- Job growth exceeded expectations with strong details
- The gain in labour force participation is back to pre-pandemic levels
- Wage growth decelerated...
- ...but trend gains continue to outpace poor productivity
- The BoC is forecast to hike 25bps next week with a hawkish bias
- Canada jobs m/m 000s // UR %, June:
- Actual: 60 / 5.4
- Scotia: 40 / 5.3
- Consensus: 20 / 5.3
- Prior: -17.3 / 5.2
Canada’s jobs report offered enough to support my pre-existing call for a further Bank of Canada hike next week in the context of the full suite of evidence to date and a fuller preview will be offered in the Global Week Ahead later today. The details behind the impressive 60k gain in employment were robust and mildly dented by cooler wage growth following a strong prior month. Job growth exceeded consensus and my estimate that was nevertheless the second highest out there. Chart 1 provides several highlights.
The market reaction was somewhat dented by the softer than expected US payrolls figure albeit with stronger US wage growth, but Canada’s shorter term yields rose a touch in absolute terms and more so in relation to a mild rally in US 2s. The C$ strengthened by nearly three-quarters of a cent so far. Market pricing for next week’s BoC decision edged up by 2–3bps to make it considerably better than even odds being priced for a hike.
My fear into these numbers had been that the only driver of a rebound in job growth after losing 17k jobs in May would be a reversal of temporary distortions while the rest of the report would be weak. Instead, there was much more underlying strength to the hiring activity that continues to signal that the labour market remains very strong and very tight.
Youth employment rebounded with a gain of 30k that reverses the 77k drop the prior month such that perhaps it’s not as bad of a summer job market as it appeared to be in May. But it’s not just youths that benefited here, as the 25+ age bracket also gained 30k jobs and this time entirely men.
Self-employed jobs fell another 19k to add to the 40k drop the prior month and so there was no stabilization effect here, but it was offset by a 79k surge in payroll jobs. Better yet, the torrent of public sector hiring since the start of the pandemic wasn’t the prime factor for once, as private sector payrolls led the gains with a jump of 83k albeit with another 7k public administration jobs. The wealth creating part of the economy generally stepped up to the plate as the core driver.
All of the 60k additional jobs in June were in full-time positions (+110k) as part-time jobs fell by 50k and this adds to the quality of the readings.
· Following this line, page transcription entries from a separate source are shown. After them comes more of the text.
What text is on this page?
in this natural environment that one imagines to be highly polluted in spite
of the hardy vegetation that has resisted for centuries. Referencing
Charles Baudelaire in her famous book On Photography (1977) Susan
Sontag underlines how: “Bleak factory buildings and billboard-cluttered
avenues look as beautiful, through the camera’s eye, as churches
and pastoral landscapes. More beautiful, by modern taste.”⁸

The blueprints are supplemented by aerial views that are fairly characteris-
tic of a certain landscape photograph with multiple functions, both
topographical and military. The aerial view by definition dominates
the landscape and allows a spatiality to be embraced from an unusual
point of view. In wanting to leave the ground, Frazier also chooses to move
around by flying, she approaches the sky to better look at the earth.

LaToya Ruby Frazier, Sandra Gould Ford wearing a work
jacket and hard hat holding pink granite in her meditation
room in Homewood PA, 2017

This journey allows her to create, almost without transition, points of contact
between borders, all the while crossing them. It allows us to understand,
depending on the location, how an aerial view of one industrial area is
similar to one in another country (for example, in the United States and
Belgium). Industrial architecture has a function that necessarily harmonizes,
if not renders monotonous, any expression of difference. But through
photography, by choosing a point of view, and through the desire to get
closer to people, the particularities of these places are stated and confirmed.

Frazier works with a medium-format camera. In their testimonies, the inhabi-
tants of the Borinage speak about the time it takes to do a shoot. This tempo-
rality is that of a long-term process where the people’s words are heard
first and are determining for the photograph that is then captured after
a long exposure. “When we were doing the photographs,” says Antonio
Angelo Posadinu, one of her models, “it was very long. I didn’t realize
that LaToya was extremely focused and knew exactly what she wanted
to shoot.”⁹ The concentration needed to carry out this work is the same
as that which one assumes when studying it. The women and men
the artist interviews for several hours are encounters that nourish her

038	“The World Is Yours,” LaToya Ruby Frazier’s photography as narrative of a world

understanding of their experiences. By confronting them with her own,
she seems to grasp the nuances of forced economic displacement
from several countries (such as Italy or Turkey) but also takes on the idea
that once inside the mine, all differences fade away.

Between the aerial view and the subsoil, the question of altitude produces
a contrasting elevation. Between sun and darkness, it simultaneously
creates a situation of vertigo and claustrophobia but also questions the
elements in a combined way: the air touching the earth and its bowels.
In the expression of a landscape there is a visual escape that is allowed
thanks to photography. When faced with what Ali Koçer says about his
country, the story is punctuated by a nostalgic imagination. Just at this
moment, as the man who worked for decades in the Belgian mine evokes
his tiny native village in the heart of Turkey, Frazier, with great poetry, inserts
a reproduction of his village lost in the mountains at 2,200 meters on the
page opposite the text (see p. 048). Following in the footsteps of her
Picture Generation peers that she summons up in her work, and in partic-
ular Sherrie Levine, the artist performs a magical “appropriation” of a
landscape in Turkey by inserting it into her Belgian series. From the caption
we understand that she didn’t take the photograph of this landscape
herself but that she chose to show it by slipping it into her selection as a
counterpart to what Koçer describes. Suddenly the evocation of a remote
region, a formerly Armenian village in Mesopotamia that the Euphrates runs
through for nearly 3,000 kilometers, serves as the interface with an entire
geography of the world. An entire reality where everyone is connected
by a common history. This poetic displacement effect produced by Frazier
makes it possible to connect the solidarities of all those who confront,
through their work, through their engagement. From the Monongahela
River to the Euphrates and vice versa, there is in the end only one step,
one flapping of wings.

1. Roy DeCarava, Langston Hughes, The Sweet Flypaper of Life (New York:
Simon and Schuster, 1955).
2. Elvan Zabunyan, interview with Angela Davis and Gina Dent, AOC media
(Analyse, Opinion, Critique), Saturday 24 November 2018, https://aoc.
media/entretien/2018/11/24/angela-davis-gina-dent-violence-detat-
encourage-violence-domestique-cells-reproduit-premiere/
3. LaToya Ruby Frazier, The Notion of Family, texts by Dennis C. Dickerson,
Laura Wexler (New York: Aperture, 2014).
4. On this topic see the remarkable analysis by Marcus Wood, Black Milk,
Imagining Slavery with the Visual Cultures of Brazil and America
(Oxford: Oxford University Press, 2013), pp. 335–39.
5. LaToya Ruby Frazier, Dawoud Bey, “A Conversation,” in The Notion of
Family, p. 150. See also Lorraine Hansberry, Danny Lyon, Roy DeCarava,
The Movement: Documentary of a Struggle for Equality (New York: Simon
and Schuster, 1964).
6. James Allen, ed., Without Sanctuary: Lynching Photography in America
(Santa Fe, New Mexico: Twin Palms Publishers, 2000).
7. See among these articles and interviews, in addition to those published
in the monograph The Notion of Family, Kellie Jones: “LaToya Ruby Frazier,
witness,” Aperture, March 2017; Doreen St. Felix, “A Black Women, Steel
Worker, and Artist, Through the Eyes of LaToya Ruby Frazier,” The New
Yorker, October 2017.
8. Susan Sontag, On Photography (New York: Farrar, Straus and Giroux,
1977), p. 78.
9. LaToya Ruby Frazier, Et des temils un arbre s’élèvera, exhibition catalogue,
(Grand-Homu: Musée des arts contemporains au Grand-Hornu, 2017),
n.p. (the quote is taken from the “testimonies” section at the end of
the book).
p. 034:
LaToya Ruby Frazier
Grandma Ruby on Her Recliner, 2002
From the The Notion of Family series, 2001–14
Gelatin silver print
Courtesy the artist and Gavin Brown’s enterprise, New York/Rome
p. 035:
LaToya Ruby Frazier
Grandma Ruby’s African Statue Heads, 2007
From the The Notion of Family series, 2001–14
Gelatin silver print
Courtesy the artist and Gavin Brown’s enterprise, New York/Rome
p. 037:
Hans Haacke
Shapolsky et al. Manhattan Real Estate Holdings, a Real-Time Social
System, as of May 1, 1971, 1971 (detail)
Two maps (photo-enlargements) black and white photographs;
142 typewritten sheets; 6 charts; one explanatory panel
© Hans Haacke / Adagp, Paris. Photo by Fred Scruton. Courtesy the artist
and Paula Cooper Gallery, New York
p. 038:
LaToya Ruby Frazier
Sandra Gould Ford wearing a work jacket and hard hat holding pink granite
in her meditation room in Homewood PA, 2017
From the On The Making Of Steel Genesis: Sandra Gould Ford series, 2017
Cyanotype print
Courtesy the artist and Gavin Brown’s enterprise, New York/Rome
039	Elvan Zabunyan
Wages were up by just 0.4% m/m at a seasonally adjusted and annualized pace in June which was disappointing but recognize that this came on the heels of the strong 4.2% m/m SAAR gain the prior month. A high jumping-off effect made another strong gain difficult to achieve. Instead, focus upon the smoothed trend in chart 2. Gains have been trending in the roughly 2–3% range this year with some lumpy jumps along the way like May’s 4.2% and February’s 7%. The effects of big unionized wage gains upon average wage growth still lie ahead. Furthermore, any wage gains with poor productivity since the start of the pandemic are contributing to inflationary pressures at the margin.
By sector (chart 3), services led the way with a 50k gain followed by a 10k gain in goods producing sectors’ employment. Within goods, the gain was in manufacturing (+27k) as construction fell 14k while resources, utilities and agriculture were all little changed.
Within services, the gain was driven by a few sectors led by wholesale and retail trade (+33k), followed by health care and social assistance (+21k), and then 10k gains in each of the transportation/warehousing and FIRE sectors.
By province, most of the gain was in Ontario (+56k) followed by Alberta (11k) as other provinces were mostly flat and only Quebec posted a modest 8k drop.
Hours worked were a plus for GDP growth given that GDP is an identity defined as hours worked times labour productivity (itself defined as inflation-adjusted output per hour worked). Hours were up by 0.1% m/m in June and were up by 1.8% q/q SAAR in Q2 (chart 4). While we don’t have any Q3 data, there is no growth in hours baked into Q3 based solely upon the way the quarter exited and the Q2 average. To get growth in Q3 will rest entirely upon monthly updates from July through September absent any momentum effect.
The unemployment rate edged up two-tenths to 5.4% despite the solid gain in jobs because more people entered the workforce in search of jobs than got them. The labour force expanded by 114k last month and not just due to population growth because the labour force participation rate moved up two-tenths to 65.7% (chart 5) which somewhat leans against interpreting the expansion of the pool of available labour as having been driven by immigration as opposed to expanded labour force entry by the existing population. That signals a labour market that is still able to take in new entrants and the participation rate is almost dead even with where it was before the pandemic struck. Perhaps the labour pool is expanding out of necessity as households adjust to various pressures. Most of the rise of the labour force was in Ontario (+69k) with smaller gains in BC, Alberta and Quebec. By age category, there were 62k more youths 15–24 searching for work and 52k more folks aged 25+ looking for work.